Metadata-Version: 2.1
Name: seriate
Version: 1.1.2
Summary: Implementation of the Seriation sequence ordering algorithm.
Home-page: https://github.com/src-d/seriate
Author: source{d}
Author-email: machine-learning@sourced.tech
License: Apache-2.0
Download-URL: https://github.com/src-d/seriate
Keywords: seriation
Platform: UNKNOWN
Classifier: Development Status :: 5 - Production/Stable
Classifier: Intended Audience :: Developers
Classifier: License :: OSI Approved :: Apache Software License
Classifier: Programming Language :: Python :: 3.5
Classifier: Programming Language :: Python :: 3.6
Classifier: Programming Language :: Python :: 3.7
Classifier: Programming Language :: Python :: 3.8
Description-Content-Type: text/markdown
License-File: LICENSE.md

# seriate
Optimal ordering of elements in a set given their distance matrix.

[![Travis build status](https://travis-ci.com/src-d/seriate.svg?branch=master)](https://travis-ci.com/src-d/seriate)
[![Code coverage](https://codecov.io/github/src-d/seriate/coverage.svg)](https://codecov.io/github/src-d/seriate)
[![PyPi package status](https://img.shields.io/pypi/v/seriate.svg)](https://pypi.python.org/pypi/seriate)
![stability: stable](https://svg-badge.appspot.com/badge/stability/stable?color=007ec6)
[![Apache 2.0 license](https://img.shields.io/badge/license-Apache%202.0-blue.svg)](https://opensource.org/licenses/Apache-2.0)

![example](doc/example.png)

[Overview](#overview) • [How To Use](#how-to-use) • [Contributions](#contributions) • [License](#license)

## Overview

This is a Python implementation of [Seriation](http://nicolas.kruchten.com/content/2018/02/seriation/)
algorithm. Seriation is an approach for ordering elements in a set so that the
sum of the sequential pairwise distances is minimal. We state this task
as a Travelling Salesman Problem (TSP) and leverage the powerful [Google's or-tools](https://github.com/google/or-tools)
to do heavy-lifting. Since TSP is NP-hard, it is not possible to calculate
the precise solution for a big number of elements. However, the or-tools'
heuristics work very well in practice, and they are used in e.g. Google Maps.

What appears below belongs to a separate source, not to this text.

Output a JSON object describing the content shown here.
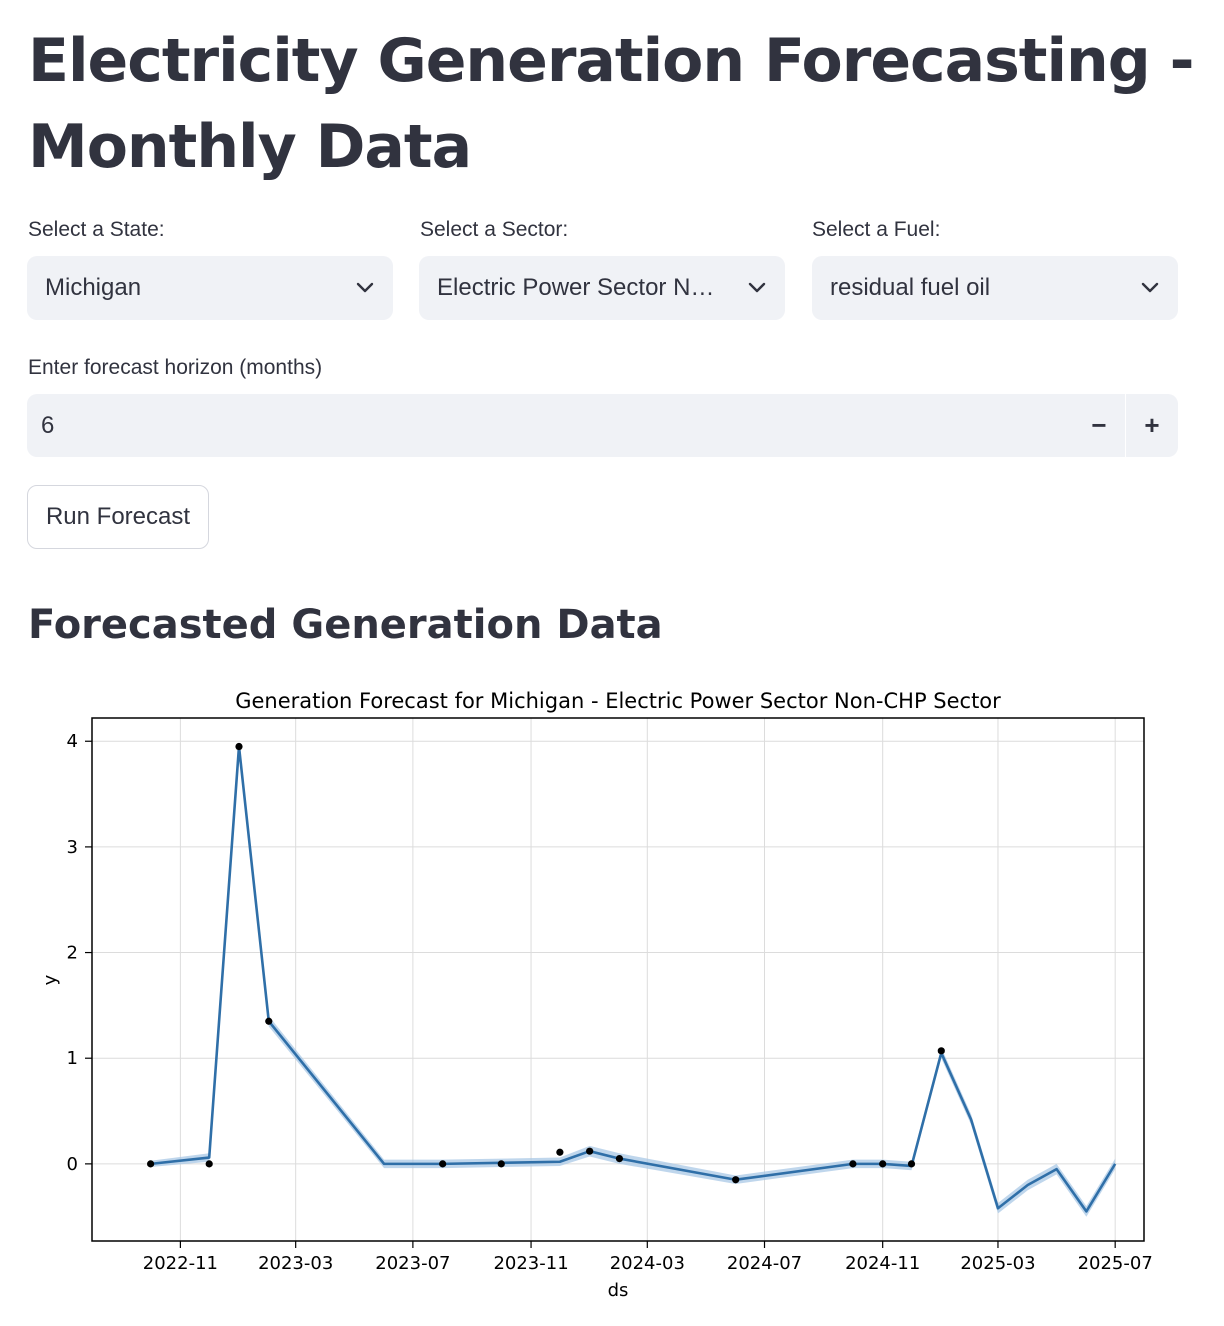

Any [`numpy.roll`-ed](https://docs.scipy.org/doc/numpy-1.16.0/reference/generated/numpy.roll.html)
result is equivalent.

## How To Use

```python
import numpy
from scipy.spatial.distance import pdist
from seriate import seriate

elements = numpy.array([
    [3, 3, 3],
    [5, 5, 5],
    [4, 4, 4],
    [2, 2, 2],
    [1, 1, 1]
])

print(seriate(pdist(elements)))

# Output: [4, 3, 0, 2, 1]
```

The example above shows how we order 5 elements: `[3, 3, 3]`,
`[5, 5, 5]`, `[4, 4, 4]`, `[2, 2, 2]` and `[1, 1, 1]`. The result
is expected:

1. `[1, 1, 1]` 
2. `[2, 2, 2]` 
3. `[3, 3, 3]` 
4. `[4, 4, 4]` 
5. `[5, 5, 5]`

`pdist` from [`scipy.spatial.distance`](https://docs.scipy.org/doc/scipy/reference/spatial.distance.html)
uses Euclidean (L2) dstance metric by default, so the distance between
`[x, x, x]` and `[x + 1, x + 1, x + 1]` is constant: √3. Any other distance
is bigger, so the optimal ordering is to list our elements in the increasing
norm order.

## Contributions

Contributions are very welcome and desired! Please follow the [code of conduct](doc/code_of_conduct.md)
and read the [contribution guidelines](doc/contributing.md).

## License

Apache-2.0, see [LICENSE.md](LICENSE.md).